Gefilzt hab ich sie aus Wolle vom Bergschaf (außen) und vom Manx Loaghtan (innen), die einen wunderschönen etwas knubbeligen Filz ergibt, wenn auch viel Arbeit beim Walken erfordert. Die Tasche kann mit einem Reissverschluss geschlossen werden, für den ich innen extra Laschen aus extra feiner Merinowolle im Vlies angefilzt habe, um einen nicht zu dicken aber dennoch stabilen Filz zu bekommen. Als Riemen habe ich einen Ledergürtel recycelt, der perfekt dazu passt.


Dienstag, 4. Dezember 2012

ein kleiner Ausschnitt

von meinem "Barndom"-Tuch (ein Design von Stephen West) gestrickt in drei Farbtönen meiner Walnussfärbung vom Herbst diesen Jahres

mehr dazu hier und hier


und so sieht die Wolle verstrickt aus



Mittwoch, 14. November 2012

Flechtwerk

angeregt durch den Kurs bei Charlotte Sehmisch hab ich mich weiter mit Flechtarbeiten in Filz beschäftigt und Sitzkissen gefilzt.

Zum einen aus lokaler Schafwolle, die ich gewaschen und kardiert habe.
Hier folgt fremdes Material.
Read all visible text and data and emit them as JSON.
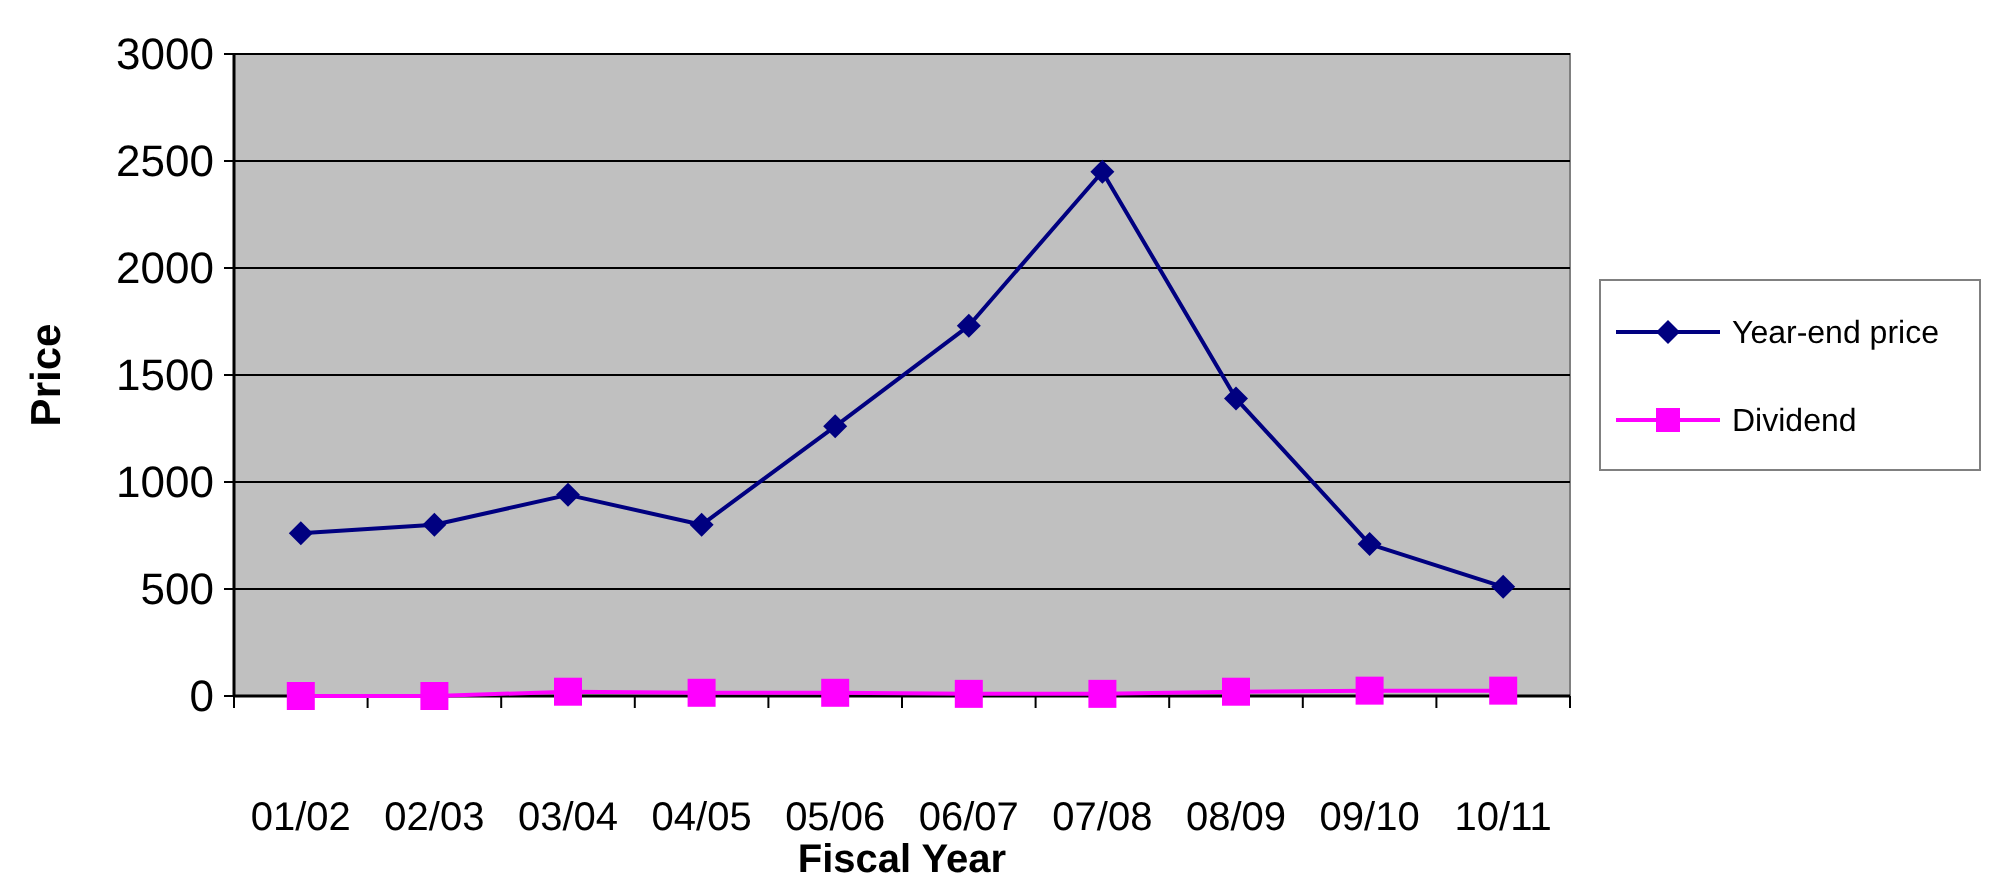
{
  "chart_data": {
    "type": "line",
    "xlabel": "Fiscal Year",
    "ylabel": "Price",
    "categories": [
      "01/02",
      "02/03",
      "03/04",
      "04/05",
      "05/06",
      "06/07",
      "07/08",
      "08/09",
      "09/10",
      "10/11"
    ],
    "series": [
      {
        "name": "Year-end price",
        "color": "#000080",
        "marker": "diamond",
        "values": [
          760,
          800,
          940,
          800,
          1260,
          1730,
          2450,
          1390,
          710,
          510
        ]
      },
      {
        "name": "Dividend",
        "color": "#ff00ff",
        "marker": "square",
        "values": [
          0,
          0,
          20,
          15,
          15,
          10,
          10,
          20,
          25,
          25
        ]
      }
    ],
    "ylim": [
      0,
      3000
    ],
    "yticks": [
      0,
      500,
      1000,
      1500,
      2000,
      2500,
      3000
    ],
    "grid": "y",
    "legend": "right"
  }
}
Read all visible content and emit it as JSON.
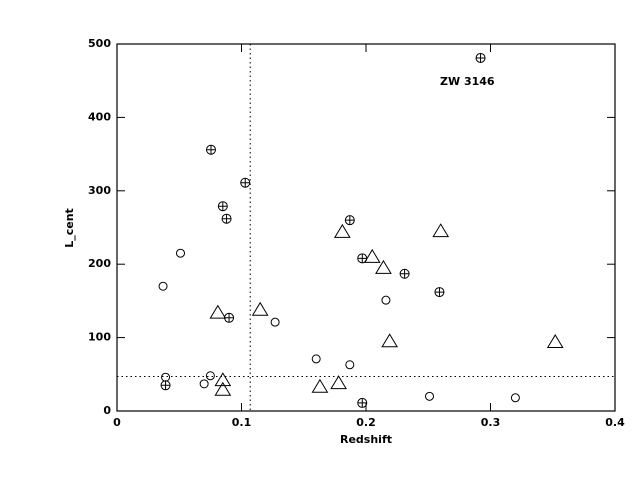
{
  "chart_data": {
    "type": "scatter",
    "xlabel": "Redshift",
    "ylabel": "L_cent",
    "annotation": "ZW 3146",
    "xlim": [
      0,
      0.4
    ],
    "xticks": [
      0,
      0.1,
      0.2,
      0.3,
      0.4
    ],
    "ylim": [
      0,
      500
    ],
    "yticks": [
      0,
      100,
      200,
      300,
      400,
      500
    ],
    "color": "#000000",
    "reference_lines": {
      "x": 0.107,
      "y": 47
    },
    "series": [
      {
        "marker": "circle",
        "x": [
          0.037,
          0.051,
          0.039,
          0.075,
          0.07,
          0.127,
          0.16,
          0.187,
          0.216,
          0.251,
          0.32
        ],
        "values": [
          170,
          215,
          46,
          48,
          37,
          121,
          71,
          63,
          151,
          20,
          18
        ]
      },
      {
        "marker": "circle-plus",
        "x": [
          0.0755,
          0.103,
          0.085,
          0.088,
          0.09,
          0.039,
          0.187,
          0.197,
          0.231,
          0.259,
          0.197,
          0.292
        ],
        "values": [
          356,
          311,
          279,
          262,
          127,
          35,
          260,
          208,
          187,
          162,
          11,
          481
        ]
      },
      {
        "marker": "triangle",
        "x": [
          0.081,
          0.085,
          0.085,
          0.115,
          0.163,
          0.178,
          0.181,
          0.205,
          0.214,
          0.219,
          0.26,
          0.352
        ],
        "values": [
          134,
          42,
          29,
          138,
          33,
          38,
          244,
          210,
          195,
          95,
          245,
          94
        ]
      }
    ]
  }
}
Nach dem Herstellen und Schneiden von Vorfilz konnte beginnen zu flechten:




Hier handelt es sich um Wolle von Hebriedean und Ardense Voskop. Gefilzt sieht das ganze dann so aus:




Und hier die beiden Seiten eines Kissens aus Hebriedean- und Manx Laughtan-Wolle. Dieses hat sehr sehr viel Arbeit erfordert, bis es fest verfilzt war, aber das hat sich auf alle Fälle gelohnt.






Dann noch drei farbige aus Corriedale-Wolle, die einen schönen festen, leicht haarigen Filz ergibt. Vor allem mischen sich die Farben beim Filzen sehr schön. Leider kommen die Farben auf den Fotos gar nicht gut raus, aber besser ging es nicht, vor allem nicht die beiden roten. Sollte es doch noch gelingen, werde ich die Bilder hier austauschen.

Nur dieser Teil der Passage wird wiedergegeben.